How To Use The Account Receivables Aging Report to Run Your Agency
  • Rayce Rollins, Founder

How To Use The Account Receivables Aging Report to Run Your Agency


The Accounts Receivable Aging Report allows you to see "who" owes you money, and "how long" those invoices have been outstanding. It is one of the most important reports for you to consult regularly as it provide insights into your agency cash flow and customer risk. Let me explain how it works:

There are three ways to finance your agency from an accounting standpoint. You can:

A) raise capital from investors

B) raise debt from creditors / banks

C) collect receivables from customers

The Accounts Receivable Aging Report helps with option (c) collecting from customers. Most agencies send invoices on a monthly or project based to customers, who in turn pay those invoices within a certain time period (i.e. Net30 or Net60). Rarely does an agency collect upon receipt, especially if it’s working with bigger clients who need and require terms.

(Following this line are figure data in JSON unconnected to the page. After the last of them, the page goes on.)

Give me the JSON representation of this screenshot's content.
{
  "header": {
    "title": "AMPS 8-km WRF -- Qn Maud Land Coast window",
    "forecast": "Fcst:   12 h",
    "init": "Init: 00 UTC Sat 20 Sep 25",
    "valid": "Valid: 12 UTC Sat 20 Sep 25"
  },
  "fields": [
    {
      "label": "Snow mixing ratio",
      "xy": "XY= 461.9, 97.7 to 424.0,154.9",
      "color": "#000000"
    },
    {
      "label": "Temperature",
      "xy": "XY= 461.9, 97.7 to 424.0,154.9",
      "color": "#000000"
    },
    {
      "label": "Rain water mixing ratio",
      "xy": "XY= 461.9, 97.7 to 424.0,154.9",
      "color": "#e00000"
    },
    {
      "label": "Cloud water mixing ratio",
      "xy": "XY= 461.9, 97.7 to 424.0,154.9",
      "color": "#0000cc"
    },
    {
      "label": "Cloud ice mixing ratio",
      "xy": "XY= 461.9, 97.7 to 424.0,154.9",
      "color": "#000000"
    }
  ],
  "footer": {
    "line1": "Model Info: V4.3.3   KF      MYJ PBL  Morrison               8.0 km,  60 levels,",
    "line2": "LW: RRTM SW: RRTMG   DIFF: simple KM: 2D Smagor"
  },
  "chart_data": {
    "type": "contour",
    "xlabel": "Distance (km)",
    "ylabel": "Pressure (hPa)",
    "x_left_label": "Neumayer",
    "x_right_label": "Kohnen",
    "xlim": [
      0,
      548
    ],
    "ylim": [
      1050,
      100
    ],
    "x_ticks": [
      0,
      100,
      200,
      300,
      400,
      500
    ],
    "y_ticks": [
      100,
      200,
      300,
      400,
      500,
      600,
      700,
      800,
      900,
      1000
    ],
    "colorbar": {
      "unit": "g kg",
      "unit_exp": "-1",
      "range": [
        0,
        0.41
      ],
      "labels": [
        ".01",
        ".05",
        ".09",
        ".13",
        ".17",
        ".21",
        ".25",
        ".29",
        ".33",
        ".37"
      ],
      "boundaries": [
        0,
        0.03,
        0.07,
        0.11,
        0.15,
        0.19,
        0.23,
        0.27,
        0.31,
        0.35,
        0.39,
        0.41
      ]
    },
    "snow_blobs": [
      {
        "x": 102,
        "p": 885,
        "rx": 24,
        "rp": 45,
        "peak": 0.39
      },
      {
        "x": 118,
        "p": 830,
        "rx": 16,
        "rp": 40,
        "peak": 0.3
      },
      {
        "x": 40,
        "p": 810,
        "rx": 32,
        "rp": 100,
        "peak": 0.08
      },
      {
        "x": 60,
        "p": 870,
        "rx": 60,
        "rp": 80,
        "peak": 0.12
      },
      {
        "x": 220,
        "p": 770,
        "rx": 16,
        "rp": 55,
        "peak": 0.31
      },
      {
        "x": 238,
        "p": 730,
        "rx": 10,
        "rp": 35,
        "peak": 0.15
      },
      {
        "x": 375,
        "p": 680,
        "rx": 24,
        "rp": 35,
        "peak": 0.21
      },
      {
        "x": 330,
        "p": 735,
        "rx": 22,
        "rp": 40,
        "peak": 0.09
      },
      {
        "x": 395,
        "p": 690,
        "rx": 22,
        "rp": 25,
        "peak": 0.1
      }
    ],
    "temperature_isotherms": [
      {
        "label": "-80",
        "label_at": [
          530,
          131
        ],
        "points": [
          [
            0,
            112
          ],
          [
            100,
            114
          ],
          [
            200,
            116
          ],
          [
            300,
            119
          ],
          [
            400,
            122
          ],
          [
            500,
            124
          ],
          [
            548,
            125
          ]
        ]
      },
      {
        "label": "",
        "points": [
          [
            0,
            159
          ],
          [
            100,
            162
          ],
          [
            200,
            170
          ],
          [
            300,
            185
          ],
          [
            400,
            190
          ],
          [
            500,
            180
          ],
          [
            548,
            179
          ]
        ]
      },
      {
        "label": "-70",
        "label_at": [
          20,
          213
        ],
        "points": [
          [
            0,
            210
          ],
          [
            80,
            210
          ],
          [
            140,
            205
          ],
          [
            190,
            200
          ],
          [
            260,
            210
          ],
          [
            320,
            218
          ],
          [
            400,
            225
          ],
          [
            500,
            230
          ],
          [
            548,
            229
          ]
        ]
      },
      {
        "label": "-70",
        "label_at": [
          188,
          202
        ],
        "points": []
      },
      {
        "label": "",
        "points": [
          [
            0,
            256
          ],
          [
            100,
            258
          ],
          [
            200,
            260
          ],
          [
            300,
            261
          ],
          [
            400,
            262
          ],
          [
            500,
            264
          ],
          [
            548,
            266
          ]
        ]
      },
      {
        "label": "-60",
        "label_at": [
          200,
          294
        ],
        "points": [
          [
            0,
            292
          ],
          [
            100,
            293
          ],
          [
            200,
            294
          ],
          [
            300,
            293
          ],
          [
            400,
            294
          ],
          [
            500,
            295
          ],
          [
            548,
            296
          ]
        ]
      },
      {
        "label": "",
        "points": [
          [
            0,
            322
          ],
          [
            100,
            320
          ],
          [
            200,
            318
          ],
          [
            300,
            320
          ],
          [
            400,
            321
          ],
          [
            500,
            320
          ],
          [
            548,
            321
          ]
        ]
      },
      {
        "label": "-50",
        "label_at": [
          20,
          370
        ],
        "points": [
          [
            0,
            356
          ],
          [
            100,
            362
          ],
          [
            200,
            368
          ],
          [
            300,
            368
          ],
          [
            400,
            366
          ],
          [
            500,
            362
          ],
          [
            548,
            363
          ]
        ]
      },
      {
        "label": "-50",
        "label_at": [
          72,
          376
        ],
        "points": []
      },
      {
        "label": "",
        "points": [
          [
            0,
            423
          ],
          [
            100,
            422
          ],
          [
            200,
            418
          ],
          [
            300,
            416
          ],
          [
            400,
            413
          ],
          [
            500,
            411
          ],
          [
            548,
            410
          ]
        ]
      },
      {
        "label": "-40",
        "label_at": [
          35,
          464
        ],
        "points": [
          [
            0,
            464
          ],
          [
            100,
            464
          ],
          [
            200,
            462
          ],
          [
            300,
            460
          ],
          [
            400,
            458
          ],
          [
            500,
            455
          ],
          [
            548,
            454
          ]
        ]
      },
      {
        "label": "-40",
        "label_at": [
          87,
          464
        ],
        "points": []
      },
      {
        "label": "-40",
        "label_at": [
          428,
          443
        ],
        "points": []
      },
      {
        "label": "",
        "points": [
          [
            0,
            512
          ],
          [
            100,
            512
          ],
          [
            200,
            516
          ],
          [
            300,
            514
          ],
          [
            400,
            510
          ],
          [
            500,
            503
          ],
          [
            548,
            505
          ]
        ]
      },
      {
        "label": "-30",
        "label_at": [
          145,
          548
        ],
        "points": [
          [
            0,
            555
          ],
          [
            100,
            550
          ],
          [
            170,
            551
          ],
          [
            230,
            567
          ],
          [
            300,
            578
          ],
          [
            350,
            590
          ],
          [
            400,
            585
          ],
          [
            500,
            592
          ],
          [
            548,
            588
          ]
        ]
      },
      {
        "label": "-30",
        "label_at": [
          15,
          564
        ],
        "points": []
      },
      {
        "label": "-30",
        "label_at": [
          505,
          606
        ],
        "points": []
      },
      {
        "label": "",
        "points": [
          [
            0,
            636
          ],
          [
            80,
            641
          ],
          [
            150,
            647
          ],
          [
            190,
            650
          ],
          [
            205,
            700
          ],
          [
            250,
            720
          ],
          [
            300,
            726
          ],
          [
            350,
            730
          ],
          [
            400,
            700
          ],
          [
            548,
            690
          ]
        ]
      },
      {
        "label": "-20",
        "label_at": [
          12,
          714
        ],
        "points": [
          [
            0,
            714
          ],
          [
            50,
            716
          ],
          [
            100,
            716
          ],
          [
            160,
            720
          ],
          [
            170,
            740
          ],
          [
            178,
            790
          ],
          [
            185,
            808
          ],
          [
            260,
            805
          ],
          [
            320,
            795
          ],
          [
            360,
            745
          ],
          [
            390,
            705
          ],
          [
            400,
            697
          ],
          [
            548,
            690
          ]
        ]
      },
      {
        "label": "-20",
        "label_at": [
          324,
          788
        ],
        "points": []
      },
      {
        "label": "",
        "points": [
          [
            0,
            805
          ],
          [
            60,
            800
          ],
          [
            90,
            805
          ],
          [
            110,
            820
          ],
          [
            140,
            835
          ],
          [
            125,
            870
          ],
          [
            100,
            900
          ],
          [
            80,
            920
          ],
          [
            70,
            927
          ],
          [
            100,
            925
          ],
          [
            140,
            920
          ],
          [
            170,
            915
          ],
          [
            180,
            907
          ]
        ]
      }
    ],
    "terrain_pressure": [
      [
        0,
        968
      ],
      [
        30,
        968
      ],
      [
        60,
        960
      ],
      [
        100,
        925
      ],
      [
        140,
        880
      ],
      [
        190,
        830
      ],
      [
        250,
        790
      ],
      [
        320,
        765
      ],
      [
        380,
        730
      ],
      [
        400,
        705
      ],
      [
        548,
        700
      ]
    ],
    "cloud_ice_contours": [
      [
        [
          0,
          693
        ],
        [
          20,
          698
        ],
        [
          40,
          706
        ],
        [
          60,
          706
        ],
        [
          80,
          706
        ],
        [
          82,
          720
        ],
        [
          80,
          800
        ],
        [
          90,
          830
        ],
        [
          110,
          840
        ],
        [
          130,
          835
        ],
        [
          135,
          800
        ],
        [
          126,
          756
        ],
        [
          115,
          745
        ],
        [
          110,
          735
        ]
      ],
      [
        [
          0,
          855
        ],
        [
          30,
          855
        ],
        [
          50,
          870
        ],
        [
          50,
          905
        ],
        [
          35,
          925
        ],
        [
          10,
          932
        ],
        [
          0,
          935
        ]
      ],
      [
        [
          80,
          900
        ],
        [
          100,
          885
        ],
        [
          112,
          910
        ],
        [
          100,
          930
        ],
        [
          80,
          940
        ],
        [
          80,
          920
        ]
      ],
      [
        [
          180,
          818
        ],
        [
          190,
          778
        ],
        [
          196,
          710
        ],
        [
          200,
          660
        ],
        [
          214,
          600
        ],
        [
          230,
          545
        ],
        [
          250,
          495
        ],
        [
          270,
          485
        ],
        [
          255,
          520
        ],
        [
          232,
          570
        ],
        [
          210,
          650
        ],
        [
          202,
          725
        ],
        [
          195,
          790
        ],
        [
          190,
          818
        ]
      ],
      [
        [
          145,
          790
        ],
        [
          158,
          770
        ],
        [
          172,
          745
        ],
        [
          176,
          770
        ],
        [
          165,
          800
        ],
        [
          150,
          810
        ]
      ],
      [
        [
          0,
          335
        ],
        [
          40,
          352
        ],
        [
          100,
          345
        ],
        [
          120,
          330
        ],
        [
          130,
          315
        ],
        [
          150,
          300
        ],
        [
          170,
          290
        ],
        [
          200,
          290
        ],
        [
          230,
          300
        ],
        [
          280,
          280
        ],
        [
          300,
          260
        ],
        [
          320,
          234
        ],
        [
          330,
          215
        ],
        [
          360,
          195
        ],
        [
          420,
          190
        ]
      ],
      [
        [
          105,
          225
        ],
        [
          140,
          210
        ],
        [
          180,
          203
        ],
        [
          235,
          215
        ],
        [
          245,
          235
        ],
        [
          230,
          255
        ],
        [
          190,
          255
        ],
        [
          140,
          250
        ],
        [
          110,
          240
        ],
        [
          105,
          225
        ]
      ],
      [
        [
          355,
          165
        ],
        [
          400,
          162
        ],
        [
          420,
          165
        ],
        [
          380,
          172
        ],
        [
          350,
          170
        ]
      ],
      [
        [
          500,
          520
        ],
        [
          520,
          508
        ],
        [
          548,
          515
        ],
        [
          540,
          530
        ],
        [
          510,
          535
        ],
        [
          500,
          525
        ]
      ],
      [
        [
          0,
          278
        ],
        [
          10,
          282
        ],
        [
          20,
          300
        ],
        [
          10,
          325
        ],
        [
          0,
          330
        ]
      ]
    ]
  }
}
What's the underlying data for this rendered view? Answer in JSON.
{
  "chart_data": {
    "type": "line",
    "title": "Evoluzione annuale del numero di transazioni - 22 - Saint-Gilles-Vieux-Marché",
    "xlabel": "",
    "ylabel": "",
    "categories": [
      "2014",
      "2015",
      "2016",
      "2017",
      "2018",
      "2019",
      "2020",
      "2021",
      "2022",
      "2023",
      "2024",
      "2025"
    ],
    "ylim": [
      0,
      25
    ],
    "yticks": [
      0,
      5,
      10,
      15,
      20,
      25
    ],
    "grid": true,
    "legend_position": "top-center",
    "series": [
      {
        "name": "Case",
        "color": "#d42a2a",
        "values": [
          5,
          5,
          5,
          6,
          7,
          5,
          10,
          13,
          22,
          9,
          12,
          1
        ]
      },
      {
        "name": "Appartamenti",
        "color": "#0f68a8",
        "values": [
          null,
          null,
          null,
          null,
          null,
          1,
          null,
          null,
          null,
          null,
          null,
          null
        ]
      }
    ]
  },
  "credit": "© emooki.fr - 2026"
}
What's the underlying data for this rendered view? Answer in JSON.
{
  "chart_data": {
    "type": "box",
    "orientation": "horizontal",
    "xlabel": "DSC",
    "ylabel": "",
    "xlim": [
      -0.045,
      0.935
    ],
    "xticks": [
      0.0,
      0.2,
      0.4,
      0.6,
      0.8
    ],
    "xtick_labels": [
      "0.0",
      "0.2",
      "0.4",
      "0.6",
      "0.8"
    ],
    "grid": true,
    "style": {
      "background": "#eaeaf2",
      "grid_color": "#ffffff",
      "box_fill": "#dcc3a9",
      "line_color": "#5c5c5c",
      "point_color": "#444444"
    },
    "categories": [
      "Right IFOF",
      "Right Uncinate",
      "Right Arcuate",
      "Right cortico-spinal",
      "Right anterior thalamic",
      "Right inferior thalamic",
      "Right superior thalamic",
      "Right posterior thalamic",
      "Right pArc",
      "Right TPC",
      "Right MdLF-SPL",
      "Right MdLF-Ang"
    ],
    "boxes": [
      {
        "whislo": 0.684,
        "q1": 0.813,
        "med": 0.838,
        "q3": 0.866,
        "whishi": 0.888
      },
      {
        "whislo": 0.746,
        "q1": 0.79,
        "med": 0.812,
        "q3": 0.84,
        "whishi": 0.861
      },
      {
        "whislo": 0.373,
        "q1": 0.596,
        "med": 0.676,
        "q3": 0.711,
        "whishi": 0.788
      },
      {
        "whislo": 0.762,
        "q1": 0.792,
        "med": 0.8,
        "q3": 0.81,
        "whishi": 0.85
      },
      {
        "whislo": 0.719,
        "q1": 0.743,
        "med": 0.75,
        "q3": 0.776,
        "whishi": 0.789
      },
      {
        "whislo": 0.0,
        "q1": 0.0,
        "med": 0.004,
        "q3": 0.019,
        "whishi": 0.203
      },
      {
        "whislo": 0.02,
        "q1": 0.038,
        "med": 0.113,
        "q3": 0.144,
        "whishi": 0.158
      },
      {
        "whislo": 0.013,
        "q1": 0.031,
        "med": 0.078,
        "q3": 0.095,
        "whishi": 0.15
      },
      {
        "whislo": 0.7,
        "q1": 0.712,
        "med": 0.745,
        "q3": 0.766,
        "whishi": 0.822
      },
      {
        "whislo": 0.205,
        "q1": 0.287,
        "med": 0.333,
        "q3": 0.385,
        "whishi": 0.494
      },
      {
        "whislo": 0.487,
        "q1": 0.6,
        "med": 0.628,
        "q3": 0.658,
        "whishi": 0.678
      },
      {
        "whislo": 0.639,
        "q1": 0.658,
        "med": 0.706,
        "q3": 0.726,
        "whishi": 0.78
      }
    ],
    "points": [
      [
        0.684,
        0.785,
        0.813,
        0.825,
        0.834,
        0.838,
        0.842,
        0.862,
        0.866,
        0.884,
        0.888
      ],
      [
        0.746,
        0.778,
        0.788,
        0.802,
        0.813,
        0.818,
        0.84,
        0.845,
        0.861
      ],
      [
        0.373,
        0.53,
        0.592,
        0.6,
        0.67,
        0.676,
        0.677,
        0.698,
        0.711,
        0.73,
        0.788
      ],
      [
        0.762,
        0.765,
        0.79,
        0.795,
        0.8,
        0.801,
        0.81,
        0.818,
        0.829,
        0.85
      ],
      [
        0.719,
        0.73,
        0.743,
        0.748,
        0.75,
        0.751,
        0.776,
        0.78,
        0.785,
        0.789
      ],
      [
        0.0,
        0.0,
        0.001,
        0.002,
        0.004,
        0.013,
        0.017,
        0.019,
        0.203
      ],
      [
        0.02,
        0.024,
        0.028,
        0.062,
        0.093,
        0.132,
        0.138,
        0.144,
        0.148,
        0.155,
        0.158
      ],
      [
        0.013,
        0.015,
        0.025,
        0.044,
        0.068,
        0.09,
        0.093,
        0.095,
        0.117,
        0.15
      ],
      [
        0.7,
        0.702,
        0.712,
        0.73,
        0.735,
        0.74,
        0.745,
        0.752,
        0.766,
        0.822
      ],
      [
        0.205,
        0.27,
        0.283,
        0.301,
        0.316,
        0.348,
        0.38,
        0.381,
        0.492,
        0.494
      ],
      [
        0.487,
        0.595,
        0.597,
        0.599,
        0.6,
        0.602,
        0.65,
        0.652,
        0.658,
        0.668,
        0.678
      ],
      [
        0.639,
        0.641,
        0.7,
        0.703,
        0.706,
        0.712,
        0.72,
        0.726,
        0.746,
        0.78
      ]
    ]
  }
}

At any given time, an agency may have thousands of dollars outstanding, spread out over several customers. The Accounts Receivable Aging report helps you monitor who owes you and how long those invoices have been outstanding. Consulting this report allows you to proactively:

  1. Follow up with customers with outstanding invoices beyond the agreed upon terms. The Best Practice here is to reach out immediately so that your invoices get paid quicker. Don’t worry about being annoying. You are due those funds. The squeaky wheel always gets the oil.

  2. Incentivize customers to pay early with discounts. You can use the 2/10 Net 30 term. This means that customers get a 2% discount if they pay with 10 days, or they pay the full amount within 30 days. Almost every sophisticated business would take you up on that offer.

You can use the accounting Receivable Aging report to facilitate collections and improve cash flow, and also to identify potential customer consideration risk.

As a general rule, service based businesses, like marketing agencies and professional service firms, should be cautious if a single client accounts for more than 15% of overall revenue. When a single client accounts for such a large percentage of sales, they could cause significant business disruption should they decide to cut ties, extend payment terms, or pay your invoices later than you expect.